Mortgage Delinquencies and the Unemployment Rate
http://www.calculatedriskblog.com/2016/08/mortgage-delinquencies-and-unemployment.html

In the press release for the MBA quarterly National Delinquency Survey for Q2, Marina Walsh, MBA's Vice President of Industry Analysis, wrote: 
"The mortgage delinquency rate tracks closely with the nation's improving unemployment rate. In the second quarter of 2016, the mortgage delinquency rate was 4.66 percent, while the unemployment rate was 4.87 percent. By comparison, at its peak in the first quarter of 2010, the delinquency rate was 10.06 percent and the unemployment rate stood at 9.83 percent."
Here is a graph comparing the mortgage delinquency rate and the unemployment rate. The unemployment rate is in Red, the mortgage delinquency rate (excluding in foreclosure) is in Blue, and the combined delinquency and in foreclosure is in Purple.

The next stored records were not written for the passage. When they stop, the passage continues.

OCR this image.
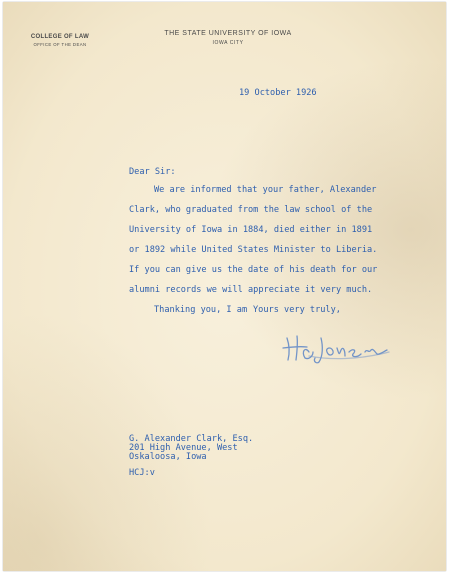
COLLEGE OF LAW
OFFICE OF THE DEAN
THE STATE UNIVERSITY OF IOWA
IOWA CITY
19 October 1926
Dear Sir:
We are informed that your father, Alexander
Clark, who graduated from the law school of the
University of Iowa in 1884, died either in 1891
or 1892 while United States Minister to Liberia.
If you can give us the date of his death for our
alumni records we will appreciate it very much.
Thanking you, I am Yours very truly,
G. Alexander Clark, Esq.
201 High Avenue, West
Oskaloosa, Iowa
HCJ:v
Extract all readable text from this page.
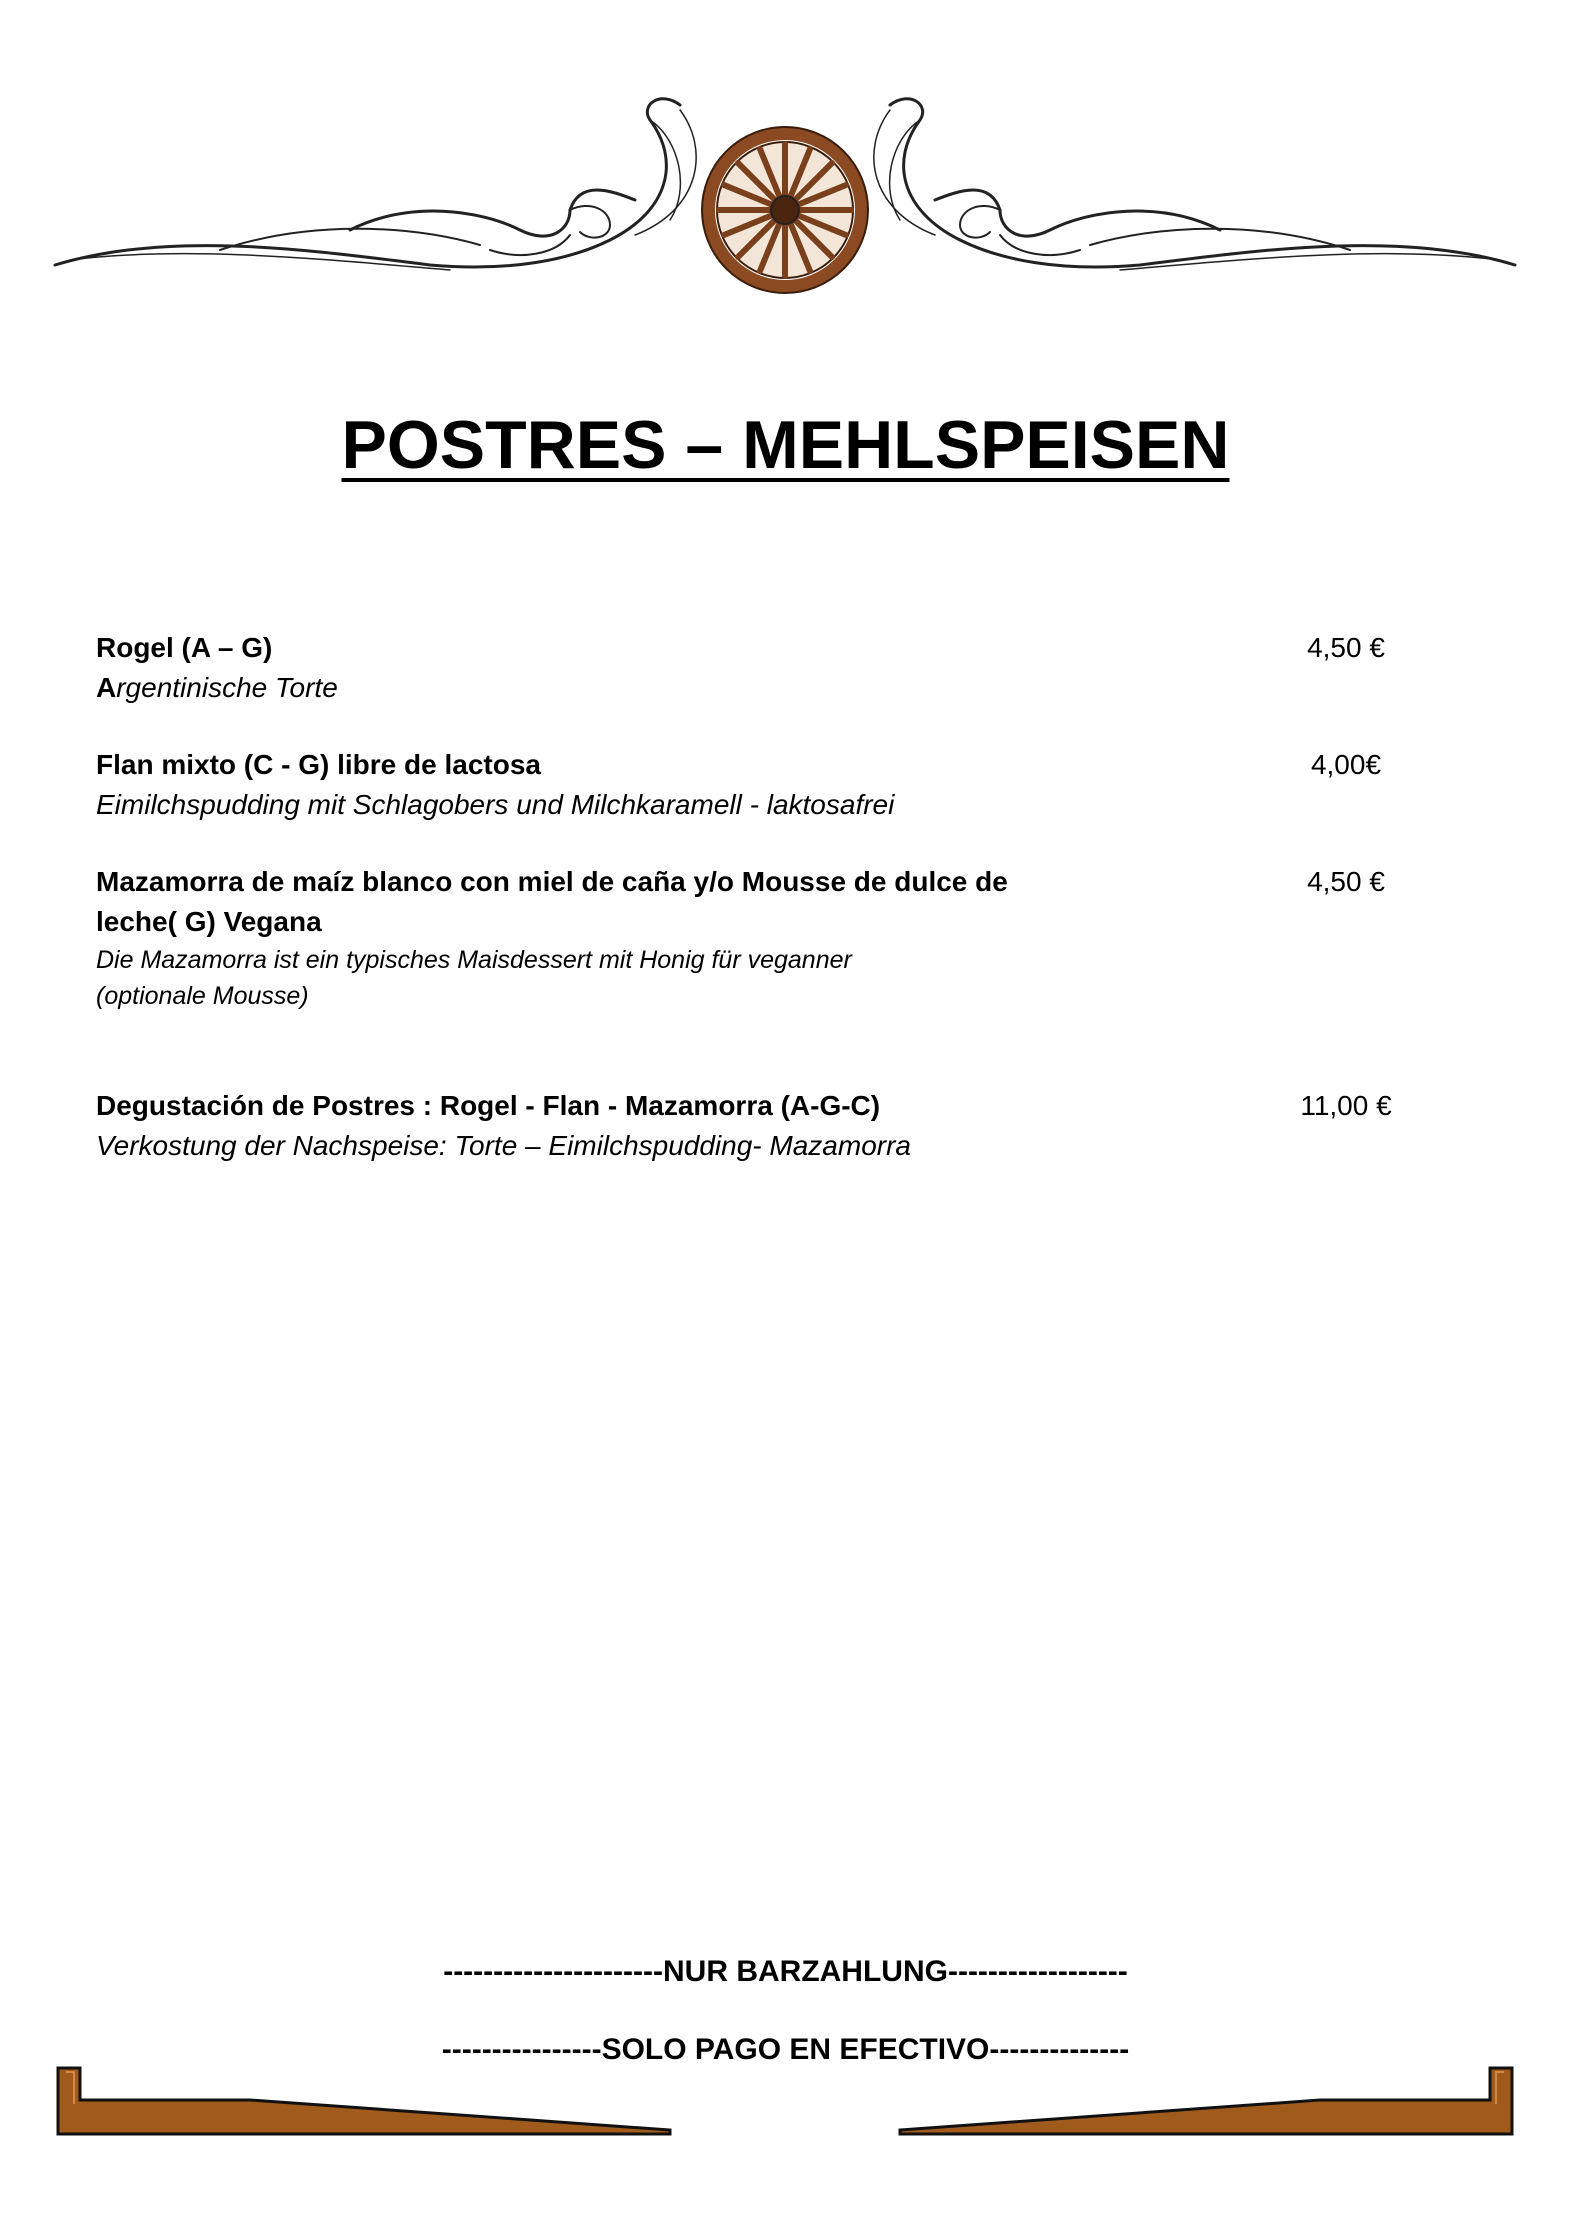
POSTRES – MEHLSPEISEN
Rogel (A – G)
Argentinische Torte
4,50 €
Flan mixto (C - G) libre de lactosa
Eimilchspudding mit Schlagobers und Milchkaramell - laktosafrei
4,00€
Mazamorra de maíz blanco con miel de caña y/o Mousse de dulce de
leche( G) Vegana
Die Mazamorra ist ein typisches Maisdessert mit Honig für veganner
(optionale Mousse)
4,50 €
Degustación de Postres : Rogel - Flan - Mazamorra (A-G-C)
Verkostung der Nachspeise: Torte – Eimilchspudding- Mazamorra
11,00 €
----------------------NUR BARZAHLUNG------------------
----------------SOLO PAGO EN EFECTIVO--------------
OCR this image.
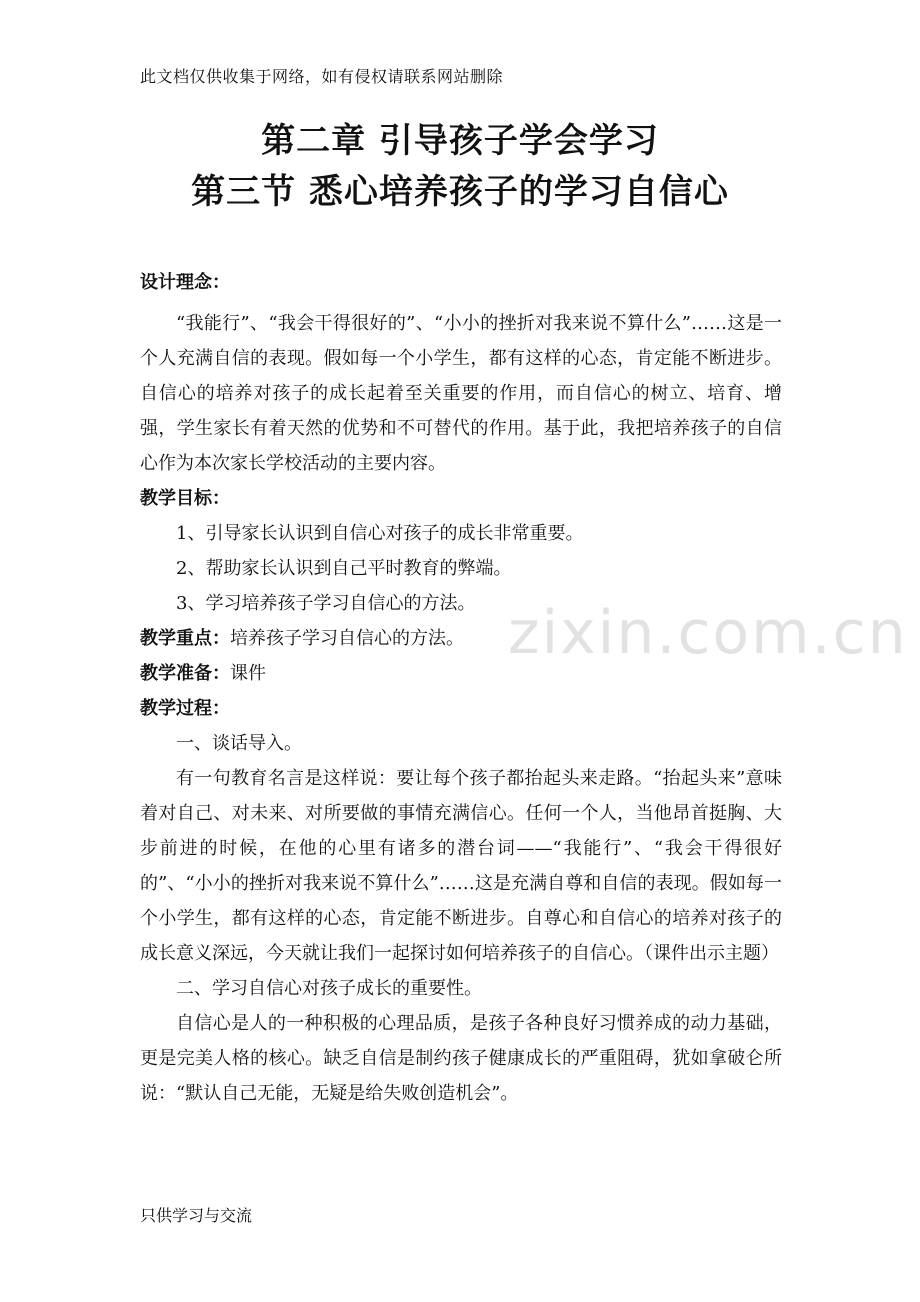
此文档仅供收集于网络，如有侵权请联系网站删除
第二章 引导孩子学会学习
第三节 悉心培养孩子的学习自信心
设计理念：

“我能行”、“我会干得很好的”、“小小的挫折对我来说不算什么”……这是一个人充满自信的表现。假如每一个小学生，都有这样的心态，肯定能不断进步。自信心的培养对孩子的成长起着至关重要的作用，而自信心的树立、培育、增强，学生家长有着天然的优势和不可替代的作用。基于此，我把培养孩子的自信心作为本次家长学校活动的主要内容。

教学目标：

1、引导家长认识到自信心对孩子的成长非常重要。

2、帮助家长认识到自己平时教育的弊端。

3、学习培养孩子学习自信心的方法。

教学重点：培养孩子学习自信心的方法。

教学准备：课件

教学过程：

一、谈话导入。

有一句教育名言是这样说：要让每个孩子都抬起头来走路。“抬起头来”意味着对自己、对未来、对所要做的事情充满信心。任何一个人，当他昂首挺胸、大步前进的时候，在他的心里有诸多的潜台词——“我能行”、“我会干得很好的”、“小小的挫折对我来说不算什么”……这是充满自尊和自信的表现。假如每一个小学生，都有这样的心态，肯定能不断进步。自尊心和自信心的培养对孩子的成长意义深远，今天就让我们一起探讨如何培养孩子的自信心。（课件出示主题）

二、学习自信心对孩子成长的重要性。

自信心是人的一种积极的心理品质，是孩子各种良好习惯养成的动力基础，更是完美人格的核心。缺乏自信是制约孩子健康成长的严重阻碍，犹如拿破仑所说：“默认自己无能，无疑是给失败创造机会”。

zixin.com.cn
只供学习与交流
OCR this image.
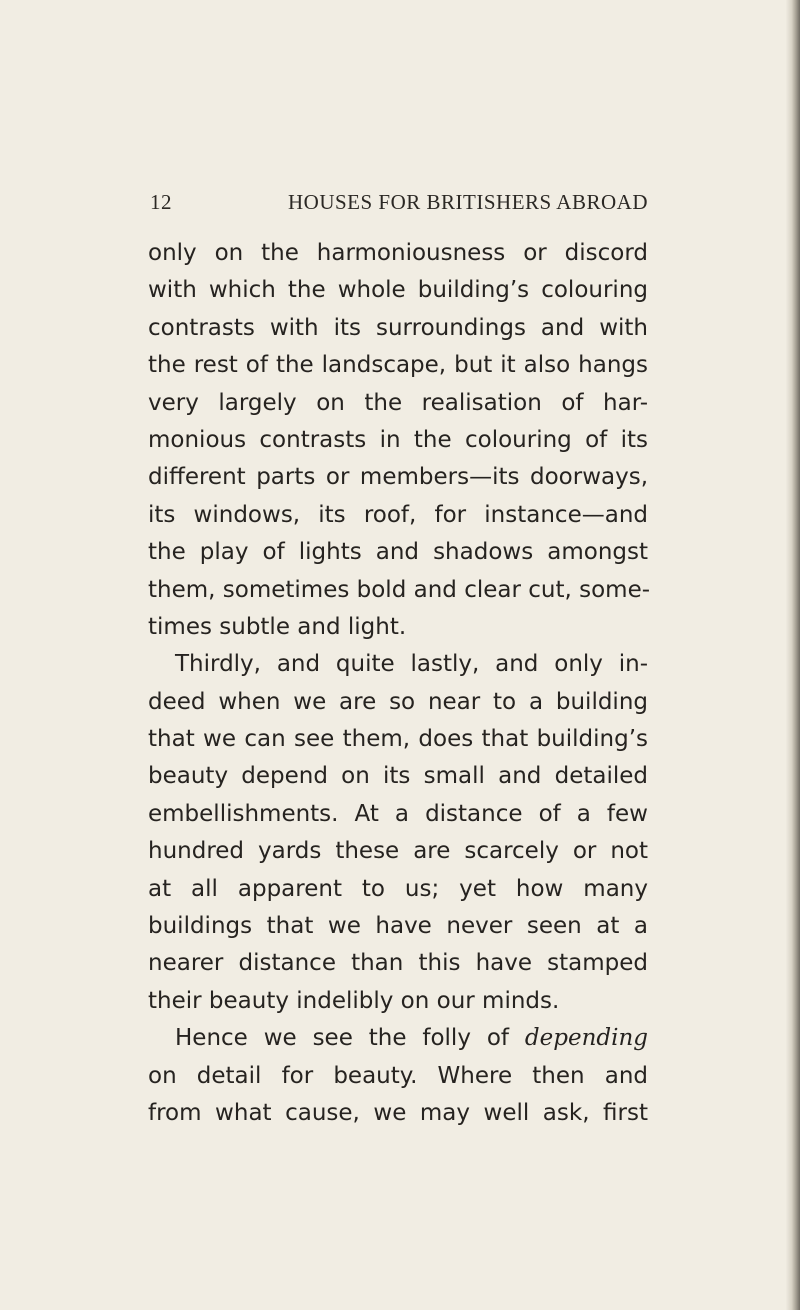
12	HOUSES FOR BRITISHERS ABROAD
only on the harmoniousness or discord
with which the whole building’s colouring
contrasts with its surroundings and with
the rest of the landscape, but it also hangs
very largely on the realisation of har-
monious contrasts in the colouring of its
different parts or members—its doorways,
its windows, its roof, for instance—and
the play of lights and shadows amongst
them, sometimes bold and clear cut, some-
times subtle and light.
Thirdly, and quite lastly, and only in-
deed when we are so near to a building
that we can see them, does that building’s
beauty depend on its small and detailed
embellishments. At a distance of a few
hundred yards these are scarcely or not
at all apparent to us; yet how many
buildings that we have never seen at a
nearer distance than this have stamped
their beauty indelibly on our minds.
Hence we see the folly of depending
on detail for beauty. Where then and
from what cause, we may well ask, first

Click on graph for larger image.

As Ms. Walsh noted, the delinquency rate has pretty much tracked the unemployment rate since the great recession.

In 2002, the mortgage delinquency rate was below the unemployment rate, probably because house prices were rising even as the unemployment rate was still recovering from the 2001 recession.

A huge difference between the great recession and prior periods was the large number of homes in the foreclosure process (Purple is a combination of the mortgage delinquency rate and the percent of homes in foreclosure). 

The combined rate of delinquencies and in foreclosure is now below the combined rate in 2002.  The mix is different (more in the foreclosure process now).   These rates are getting close to normal (foreclosures are still elevated).